Journal of Food Measurement and Characterization, 2026 (SCI-Expanded, Scopus) identifier

  • Publication Type: Article / Article
  • Publication Date: 2026
  • Doi Number: 10.1007/s11694-026-04159-3
  • Journal Name: Journal of Food Measurement and Characterization
  • Journal Indexes: Science Citation Index Expanded (SCI-EXPANDED), Scopus, Compendex
  • Keywords: Antioxidant activity, Bioinformatics, Cichorium intybus L, Machine learning, NADES
  • Ataturk University Affiliated: Yes

Abstract

This study aimed to comprehensively evaluate the phytochemical composition, antioxidant, and antimicrobial activities plans aerial parts of Cichorium intybus L. extracts obtained using conventional solvents (dichloromethane, n-hexane, methanol, ethanol) and a natural deep eutectic solvent (NADES). Antioxidant capacity was assessed through DPPH, ABTS radical scavenging, and Fe3+/Cu2+reducing assays, while antimicrobial potential was evaluated using the microdilution method against Staphylococcus aureus, Bacillus subtilis, and Klebsiella pneumoniae.
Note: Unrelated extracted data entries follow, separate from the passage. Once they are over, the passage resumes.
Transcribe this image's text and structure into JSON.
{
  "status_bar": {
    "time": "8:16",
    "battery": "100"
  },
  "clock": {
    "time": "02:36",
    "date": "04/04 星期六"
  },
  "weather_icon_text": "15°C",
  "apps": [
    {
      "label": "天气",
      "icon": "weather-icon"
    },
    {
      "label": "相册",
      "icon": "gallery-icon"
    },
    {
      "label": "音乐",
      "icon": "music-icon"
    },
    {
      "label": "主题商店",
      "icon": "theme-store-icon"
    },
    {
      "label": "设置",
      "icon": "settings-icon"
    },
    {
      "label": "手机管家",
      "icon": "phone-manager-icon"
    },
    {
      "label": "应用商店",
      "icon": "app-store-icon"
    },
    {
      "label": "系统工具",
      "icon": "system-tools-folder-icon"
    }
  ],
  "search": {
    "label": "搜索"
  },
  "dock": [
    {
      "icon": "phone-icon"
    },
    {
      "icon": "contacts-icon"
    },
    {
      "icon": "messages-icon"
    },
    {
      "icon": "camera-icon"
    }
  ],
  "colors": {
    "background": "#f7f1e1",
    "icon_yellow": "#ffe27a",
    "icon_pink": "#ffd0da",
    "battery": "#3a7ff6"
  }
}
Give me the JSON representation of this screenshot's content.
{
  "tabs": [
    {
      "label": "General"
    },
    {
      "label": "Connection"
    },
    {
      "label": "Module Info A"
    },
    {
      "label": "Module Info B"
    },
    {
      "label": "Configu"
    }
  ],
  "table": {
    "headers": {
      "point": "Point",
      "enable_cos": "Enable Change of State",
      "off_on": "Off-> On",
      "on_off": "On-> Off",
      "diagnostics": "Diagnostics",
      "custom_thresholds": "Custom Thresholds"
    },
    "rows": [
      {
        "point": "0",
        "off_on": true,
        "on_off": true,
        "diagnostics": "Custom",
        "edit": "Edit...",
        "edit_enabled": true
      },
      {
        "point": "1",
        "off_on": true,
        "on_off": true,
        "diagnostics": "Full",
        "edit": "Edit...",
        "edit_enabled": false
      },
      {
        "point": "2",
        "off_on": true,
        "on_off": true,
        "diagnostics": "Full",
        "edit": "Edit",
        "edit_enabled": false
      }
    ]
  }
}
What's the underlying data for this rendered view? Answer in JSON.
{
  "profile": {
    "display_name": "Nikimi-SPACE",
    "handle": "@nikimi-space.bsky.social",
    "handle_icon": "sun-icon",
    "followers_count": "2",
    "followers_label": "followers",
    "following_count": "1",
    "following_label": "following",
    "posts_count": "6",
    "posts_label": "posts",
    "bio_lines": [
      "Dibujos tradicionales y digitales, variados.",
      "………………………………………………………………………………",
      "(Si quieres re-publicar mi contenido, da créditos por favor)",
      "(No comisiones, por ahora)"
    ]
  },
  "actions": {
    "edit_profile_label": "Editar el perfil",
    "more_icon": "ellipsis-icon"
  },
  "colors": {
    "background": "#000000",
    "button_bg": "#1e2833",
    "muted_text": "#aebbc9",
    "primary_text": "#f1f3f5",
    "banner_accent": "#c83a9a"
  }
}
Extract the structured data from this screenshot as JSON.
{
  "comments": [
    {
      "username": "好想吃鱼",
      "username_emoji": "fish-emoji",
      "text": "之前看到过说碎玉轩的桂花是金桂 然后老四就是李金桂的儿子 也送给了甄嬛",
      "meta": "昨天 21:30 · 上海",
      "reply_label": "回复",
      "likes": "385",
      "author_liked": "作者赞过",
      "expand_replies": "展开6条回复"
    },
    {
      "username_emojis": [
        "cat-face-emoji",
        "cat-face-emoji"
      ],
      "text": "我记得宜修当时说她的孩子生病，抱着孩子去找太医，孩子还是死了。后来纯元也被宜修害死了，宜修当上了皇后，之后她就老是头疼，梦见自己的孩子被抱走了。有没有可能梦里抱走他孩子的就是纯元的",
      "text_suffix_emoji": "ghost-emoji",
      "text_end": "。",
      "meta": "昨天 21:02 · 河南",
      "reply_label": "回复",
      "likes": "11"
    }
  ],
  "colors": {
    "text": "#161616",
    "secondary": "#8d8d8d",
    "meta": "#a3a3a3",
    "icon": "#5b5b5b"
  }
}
Chemical profiling of methanol and NADES extracts was performed via UHPLC-Orbitrap®-HRMS/MS, revealing that NADES extraction enriched glucuronidated flavonoids and hydroxycinnamic acids, including luteolin-7-O-glucuronide, quinic acid, and chlorogenic acid. Chemometric approaches (principal component analysis and heatmap clustering) confirmed distinct metabolite enrichment patterns between extracts. To further elucidate biological relevance, bioinformatic analyses (SwissTargetPrediction, Kyoto Encyclopedia of Genes and Genomes (KEGG), DisGeNET, and GO enrichment) suggested potential molecular targets and pathways linked to antioxidant and antimicrobial activity. Moreover, a machine learning model (Random Forest with leave-one-out cross-validation) combined with Shapley additive explanations (SHAP) identified quinic acid and flavonoid glucuronides as the most predictive determinants of antioxidant capacity, demonstrating > 92% variance explanation with minimal error (R2 = 0.9225, RMSE = 0.0219). Collectively, these integrative findings highlight NADES as a sustainable extraction medium and underscore the utility of combining chemometrics, bioinformatics, and machine learning for a systems-level understanding of plant-derived bioactive compounds.